Grundle carraspeó sonoramente, taconeó con fuerza sobre la cubierta y dijo:

—Entonces ¿por qué ofrecer un trato? ¿Qué sacan las serpientes dragón con ello? ¿Por qué no se limitan a matarnos y terminan con el asunto sin más?

—¿Qué consiguen las serpientes dragón, preguntas? Yo te diré qué consiguen. Sembrar el miedo, la angustia, el caos. En mi tierra tenemos criaturas que viven del miedo, que se ceban con él. Piensa en ello. Si son tan poderosas como decís, esas serpientes dragón podrían haberse presentado de noche y atacar vuestras lunas marinas. Pero no. ¿Qué han hecho? Venir de día, crear el pánico entre pequeños grupos de vuestros pueblos, proclamar mensajes, exigir sacrificios... ¡Y mirad los resultados!

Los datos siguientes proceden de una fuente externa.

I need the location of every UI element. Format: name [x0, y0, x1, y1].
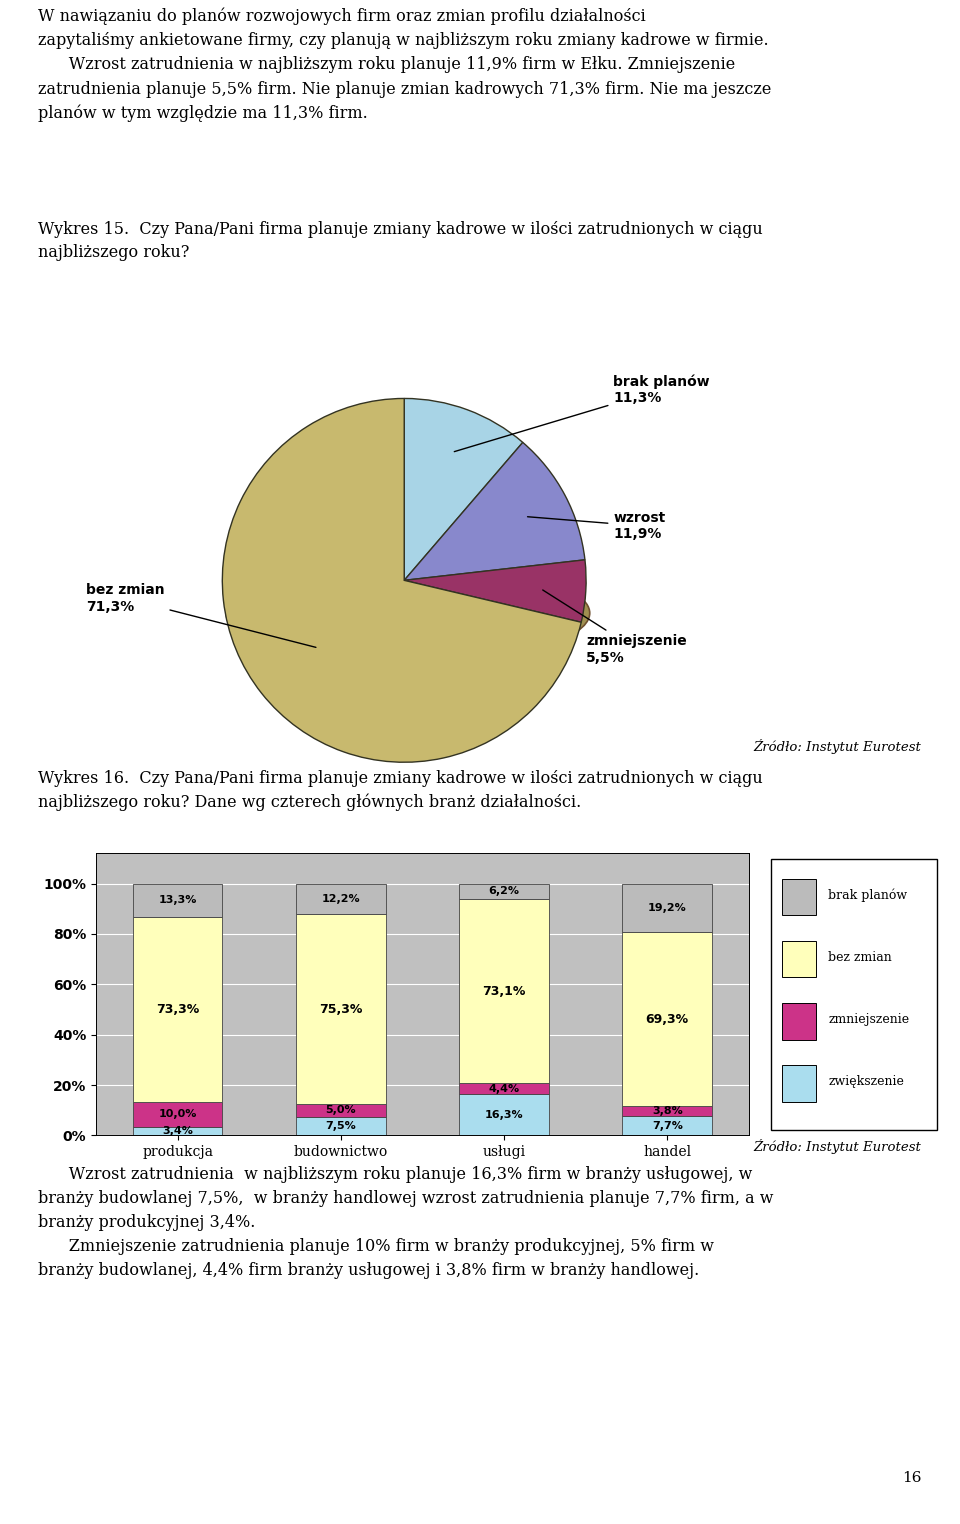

Ahora, vuestros pueblos están más aterrorizados que si hubieran de hacer frente a un ataque imprevisto. Y que vosotras tres hayáis escapado de esta manera no hace sino empeorar las cosas para vuestros pueblos. No mejorarlas.

Alake se amilanó bajo la mirada iracunda de Haplo. Incluso la terca Grundle pareció perder su actitud desafiante y empezó a darse nerviosos tirones de sus largas patillas. Sólo Sadia, la doncella élfica, permaneció fría y calmada. Continuó sentada en su taburete, con la espalda muy recta, erguida y con aspecto distante y reservado, como si sólo ella estuviera satisfecha con su decisión. Para ella, nada de cuanto había dicho Haplo cambiaba las cosas.

Era extraño. Pero la propia muchacha resultaba extraña, aunque Haplo no lograba precisar en qué. Había algo en ella...

¿Ella?

Haplo advirtió, de pronto, la postura de Sadia en su asiento. Cuando había tomado asiento, había mantenido las rodillas juntas, los tobillos cruzados recatadamente bajo la falda larga. Sin embargo, durante la larga narración de Alake sobre su terrible historia, la doncella élfica se había relajado, olvidando sus cautelas. Ahora estaba sentada con las piernas abiertas sobre el taburete bajo, con las rodillas separadas, las manos sobre ellas y los pies recogidos debajo.

«Si tengo razón —pensó Haplo—, esto va a servirme. No tendrán más remedio que estar de acuerdo conmigo.»

—¿Qué crees que está sucediendo ahora mismo en tu familia? —preguntó Haplo a Alake—. En lugar de prepararse para la guerra, como debería, tu padre tiene ahora miedo a hacer cualquier cosa. No se atreve a atacar a las serpientes dragón mientras te tienen cautiva. Lo corroe el remordimiento y día a día lo debilita la desesperación.

Alake estaba sollozando en silencio. Sadia alargó la mano y estrechó la de su amiga. Haplo se puso en pie y empezó a dar zancadas por el pequeño camarote.

—¡Y tú! —Se volvió en redondo hacia la enana—. ¿Y tu pueblo? ¿Qué hace? Procura armarse, o llora la pérdida de su princesa? Todos están allí, aguardando. Aguardando con esperanza y con temor. Y, cuanto más tiempo aguardan, más crece el miedo.

—¡Lucharán, seguro! —insistió Grundle, pero le tembló la voz.

Haplo no hizo caso de su protesta. Continuó su deambular, diez pasos en cada dirección, y cada vuelta lo acercaba más a Sadia, que estaba ocupada tratando de consolar a Alake.

Grundle se levantó de pronto, como impulsada por un resorte, y se plantó ante Haplo en actitud desafiante, con sus bracitos en jarras.

—Sabíamos que nuestro sacrificio podía ser en vano, pero nos pareció que, si existía la menor posibilidad de que las serpientes dragón cumplieran su parte del trato, merecía la pena intentar salvar a nuestros pueblos. Yo aún sigo pensando así. ¿Qué decís vosotras? ¿Alake? ¿Sadia?